I've been working on a data model for an analytics system for a little while now, but I just can't seem to get the right setup for my primary keys. I've watched a bunch of videos (https://www.youtube.com/watch?v=UP74jC1kM3w&list=PLqcm6qE9lgKJoSWKYWHWhrVupRbS8mmDA&index=9) to gain some learnings about best practises, especially concerning time-series data.
Regarding PRIMARY KEYS, I can't seem to get the right balance so that I can query the way I need to.
Here is my data model so far:
CREATE TABLE eventPropertyCountsByDay (
user_id int,
event_type varchar,
property varchar,
value varchar,
date_to_day varchar,
count counter,
PRIMARY KEY ((event_type, user_id), date_to_day, property, value)
) WITH CLUSTERING ORDER BY (date_to_day DESC, property DESC, value DESC);
I am storing events in another table and event properties in this table (column family).
I need to be able to query according to the user id, with an IN query to get records for multiple users at once, but I also need to query on the property and value fields, as well as specifying a date range.

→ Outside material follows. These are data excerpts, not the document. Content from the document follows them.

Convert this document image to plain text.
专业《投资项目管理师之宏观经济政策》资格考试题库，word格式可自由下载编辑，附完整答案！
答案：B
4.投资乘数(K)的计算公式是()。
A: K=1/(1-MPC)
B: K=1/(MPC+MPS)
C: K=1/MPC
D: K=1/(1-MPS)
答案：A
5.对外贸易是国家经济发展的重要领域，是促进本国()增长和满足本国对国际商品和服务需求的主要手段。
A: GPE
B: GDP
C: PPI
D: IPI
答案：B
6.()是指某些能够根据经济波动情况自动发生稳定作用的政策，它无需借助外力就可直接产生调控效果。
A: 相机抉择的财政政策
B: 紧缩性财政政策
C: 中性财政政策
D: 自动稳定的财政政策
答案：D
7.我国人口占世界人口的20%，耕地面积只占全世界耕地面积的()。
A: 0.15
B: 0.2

Here is an example of the query I'm trying to achieve:
SELECT * FROM eventPropertyCountsByWeek
WHERE event_type = 'some_event'
AND date_to_day > '2014-09-24'
AND user_id IN (123, 456)
AND property = 'property_name'
AND value = 'property_value'
How can I accomplish this sort of query? What kind of other column families might I need to introduce to break it down?